Restoration procedure:
If restoring on another machine, download and uncompress the DSS software on the new machine
Restore the backup files
mkdir new_datadir_location; tar -zxvpf your_backup.tar.gz
Replay the installer in “upgrade” mode: this will “reattach” the restored datadir to the installation directory. It will also, if needed, migrate to the newer DSS version:
INSTALL_DIR/installer.sh -d DATA_DIR -u
If you installed the data dir on a different machine or in a different location, you need to rebuild the Python environment.
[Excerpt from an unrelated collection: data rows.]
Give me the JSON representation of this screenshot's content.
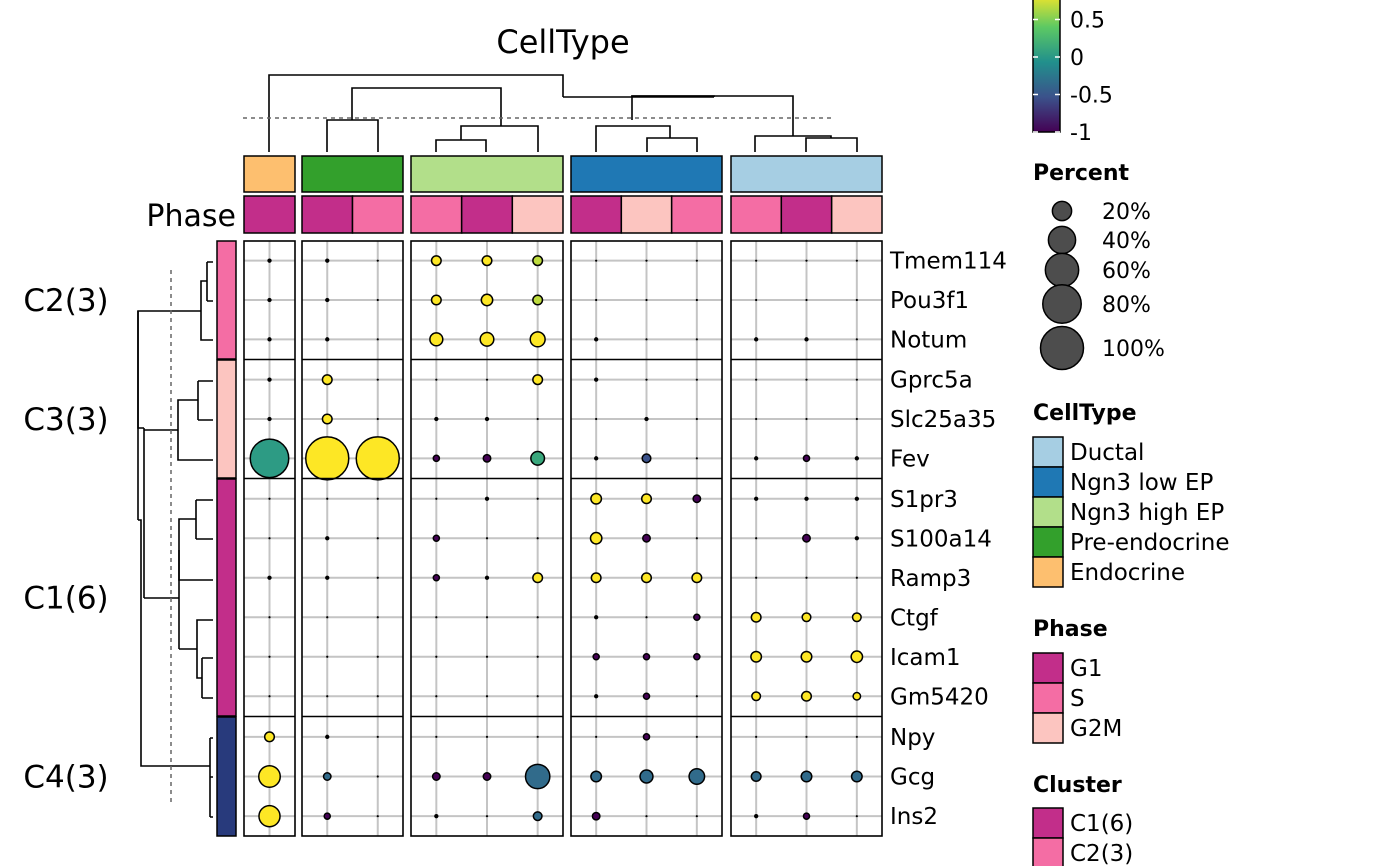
{
  "chart_data": {
    "type": "heatmap",
    "title": "CellType",
    "row_annotation_title": "Phase",
    "columns": [
      {
        "celltype": "Endocrine",
        "phase": "G1"
      },
      {
        "celltype": "Pre-endocrine",
        "phase": "G1"
      },
      {
        "celltype": "Pre-endocrine",
        "phase": "S"
      },
      {
        "celltype": "Ngn3 high EP",
        "phase": "S"
      },
      {
        "celltype": "Ngn3 high EP",
        "phase": "G1"
      },
      {
        "celltype": "Ngn3 high EP",
        "phase": "G2M"
      },
      {
        "celltype": "Ngn3 low EP",
        "phase": "G1"
      },
      {
        "celltype": "Ngn3 low EP",
        "phase": "G2M"
      },
      {
        "celltype": "Ngn3 low EP",
        "phase": "S"
      },
      {
        "celltype": "Ductal",
        "phase": "S"
      },
      {
        "celltype": "Ductal",
        "phase": "G1"
      },
      {
        "celltype": "Ductal",
        "phase": "G2M"
      }
    ],
    "row_groups": [
      {
        "label": "C2(3)",
        "phase": "S",
        "genes": [
          "Tmem114",
          "Pou3f1",
          "Notum"
        ]
      },
      {
        "label": "C3(3)",
        "phase": "G2M",
        "genes": [
          "Gprc5a",
          "Slc25a35",
          "Fev"
        ]
      },
      {
        "label": "C1(6)",
        "phase": "G1",
        "genes": [
          "S1pr3",
          "S100a14",
          "Ramp3",
          "Ctgf",
          "Icam1",
          "Gm5420"
        ]
      },
      {
        "label": "C4(3)",
        "phase": "NavyBlue",
        "genes": [
          "Npy",
          "Gcg",
          "Ins2"
        ]
      }
    ],
    "percent": [
      [
        1,
        1,
        0,
        5,
        5,
        5,
        0,
        0,
        0,
        0,
        0,
        0
      ],
      [
        1,
        1,
        0,
        5,
        7,
        5,
        0,
        0,
        0,
        0,
        0,
        0
      ],
      [
        1,
        1,
        0,
        9,
        10,
        12,
        1,
        0,
        0,
        1,
        1,
        0
      ],
      [
        1,
        5,
        0,
        0,
        0,
        5,
        1,
        0,
        0,
        0,
        0,
        0
      ],
      [
        1,
        5,
        0,
        1,
        1,
        0,
        0,
        1,
        0,
        0,
        0,
        0
      ],
      [
        80,
        100,
        100,
        2,
        3,
        10,
        1,
        4,
        0,
        1,
        2,
        1
      ],
      [
        0,
        0,
        0,
        0,
        1,
        0,
        6,
        5,
        3,
        1,
        1,
        1
      ],
      [
        0,
        1,
        0,
        2,
        0,
        0,
        7,
        3,
        0,
        0,
        3,
        1
      ],
      [
        1,
        1,
        0,
        2,
        1,
        5,
        5,
        5,
        5,
        0,
        0,
        0
      ],
      [
        0,
        0,
        0,
        0,
        0,
        0,
        1,
        0,
        2,
        5,
        4,
        4
      ],
      [
        0,
        0,
        0,
        0,
        0,
        0,
        2,
        2,
        2,
        6,
        6,
        7
      ],
      [
        0,
        0,
        0,
        0,
        0,
        0,
        1,
        2,
        0,
        4,
        5,
        3
      ],
      [
        5,
        1,
        0,
        0,
        0,
        0,
        0,
        2,
        0,
        0,
        0,
        0
      ],
      [
        25,
        3,
        0,
        3,
        3,
        32,
        6,
        9,
        13,
        5,
        6,
        6
      ],
      [
        24,
        2,
        0,
        1,
        0,
        4,
        3,
        0,
        0,
        1,
        2,
        0
      ]
    ],
    "expression": [
      [
        -1,
        -1,
        -1,
        1,
        1,
        0.8,
        -1,
        -1,
        -1,
        -1,
        -1,
        -1
      ],
      [
        -1,
        -1,
        -1,
        1,
        1,
        0.8,
        -1,
        -1,
        -1,
        -1,
        -1,
        -1
      ],
      [
        -1,
        -1,
        -1,
        1,
        1,
        1,
        -1,
        -1,
        -1,
        -1,
        -1,
        -1
      ],
      [
        -1,
        1,
        -1,
        -1,
        -1,
        1,
        -1,
        -1,
        -1,
        -1,
        -1,
        -1
      ],
      [
        -1,
        1,
        -1,
        -1,
        -1,
        -1,
        -1,
        -1,
        -1,
        -1,
        -1,
        -1
      ],
      [
        0.1,
        1,
        1,
        -1,
        -1,
        0.2,
        -0.5,
        -0.5,
        -1,
        -1,
        -1,
        -1
      ],
      [
        -1,
        -1,
        -1,
        -1,
        -1,
        -1,
        1,
        1,
        -1,
        -1,
        -1,
        -1
      ],
      [
        -1,
        -1,
        -1,
        -1,
        -1,
        -1,
        1,
        -1,
        -1,
        -1,
        -1,
        -1
      ],
      [
        -1,
        -1,
        -1,
        -1,
        -1,
        1,
        1,
        1,
        1,
        -1,
        -1,
        -1
      ],
      [
        -1,
        -1,
        -1,
        -1,
        -1,
        -1,
        -1,
        -1,
        -1,
        1,
        1,
        1
      ],
      [
        -1,
        -1,
        -1,
        -1,
        -1,
        -1,
        -1,
        -1,
        -1,
        1,
        1,
        1
      ],
      [
        -1,
        -1,
        -1,
        -1,
        -1,
        -1,
        -1,
        -1,
        -1,
        1,
        1,
        1
      ],
      [
        1,
        -1,
        -1,
        -1,
        -1,
        -1,
        -1,
        -1,
        -1,
        -1,
        -1,
        -1
      ],
      [
        1,
        -0.3,
        -1,
        -1,
        -1,
        -0.3,
        -0.3,
        -0.3,
        -0.3,
        -0.3,
        -0.3,
        -0.3
      ],
      [
        1,
        -1,
        -1,
        -1,
        -1,
        -0.3,
        -1,
        -1,
        -1,
        -1,
        -1,
        -1
      ]
    ],
    "color_scale": {
      "ticks": [
        "0.5",
        "0",
        "-0.5",
        "-1"
      ],
      "tick_values": [
        0.5,
        0,
        -0.5,
        -1
      ],
      "range": [
        -1,
        1
      ],
      "colors": [
        "#440154",
        "#3b528b",
        "#21908c",
        "#5dc963",
        "#fde725"
      ]
    },
    "size_legend": {
      "title": "Percent",
      "labels": [
        "20%",
        "40%",
        "60%",
        "80%",
        "100%"
      ],
      "values": [
        20,
        40,
        60,
        80,
        100
      ]
    },
    "celltype_legend": {
      "title": "CellType",
      "items": [
        {
          "label": "Ductal",
          "color": "#a6cee3"
        },
        {
          "label": "Ngn3 low EP",
          "color": "#1f78b4"
        },
        {
          "label": "Ngn3 high EP",
          "color": "#b2df8a"
        },
        {
          "label": "Pre-endocrine",
          "color": "#33a02c"
        },
        {
          "label": "Endocrine",
          "color": "#fdbf6f"
        }
      ]
    },
    "phase_legend": {
      "title": "Phase",
      "items": [
        {
          "label": "G1",
          "color": "#c22e8a"
        },
        {
          "label": "S",
          "color": "#f46da4"
        },
        {
          "label": "G2M",
          "color": "#fcc5c0"
        }
      ]
    },
    "cluster_legend": {
      "title": "Cluster",
      "items": [
        {
          "label": "C1(6)",
          "color": "#c22e8a"
        },
        {
          "label": "C2(3)",
          "color": "#f46da4"
        }
      ]
    }
  }
}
See the “Migrating the data directory section” of our documentation on migrations
Replay the various “integration” setup scripts:
Running An Automatic Backup¶
Here is an example shell script that you can run periodically within a cron task.
#!/bin/bash
#Purpose = Backup of DATA_DIR directory
#START
/path/to/DATA_DIR/bin/dss stop
export GZIP=-9
TIME=`date +"%Y-%m-%d"`
SRCDIR="/path/to/DATA_DIR"
DESDIR="/home/backups"
tar -cpzf $DESDIR/backup-dss-data-$TIME.tar.gz $SRCDIR
/path/to/DATA_DIR/bin/dss start
#Optionally remove old backups
OLD=`date -d "4 days ago" +"%Y-%m-%d"`
rm -f $DESDIR/backup-dss-data-$OLD.tar.gz
#END
Save this script in a file “backupscript.sh” and set a cron task like the following one (running from Monday to Friday at 6:15am):
15 6 * * 1-5 /path/to/backupscript.sh
What Can Be Excluded From The Backup¶
Temporary / Cache data¶
The data directory contains some folders which can safely be excluded from the backup because they only contain temporary data which can be rebuilt:
tmp
caches
data-catalog
Logs¶
In addition, the following folders only contain log data, which you might want to exclude from backup:
run
jobs
scenarios
diagnosis
Other ignorable data¶
The following folders contain data which you might consider excluding:
exports (contains the data exports made by users)
prepared_bundles (contains automation bundles already exported)
apinode-packages (contains apinode packages already exported)
Data¶
The following folders contain data built by DSS. This data can generally be rebuilt, but caution should be exercised when choosing whether to backup these folders:
managed_datasets
analysis_data
saved_models
Datasets stored outside of DATA_DIR aren’t affected by a DSS upgrade: they will still be available after the upgrade.
Govern database¶
Most of the Govern configuration and all items managed by Govern are stored in a dedicated PostgreSQL database. This includes, but is not limited to:
governable items: business initiatives, projects, models, model versions and any other custom item.
blueprints
permissions
custom pages
relationships
user profiles
In addition to the DATA_DIR, for Govern nodes, you must backup the database.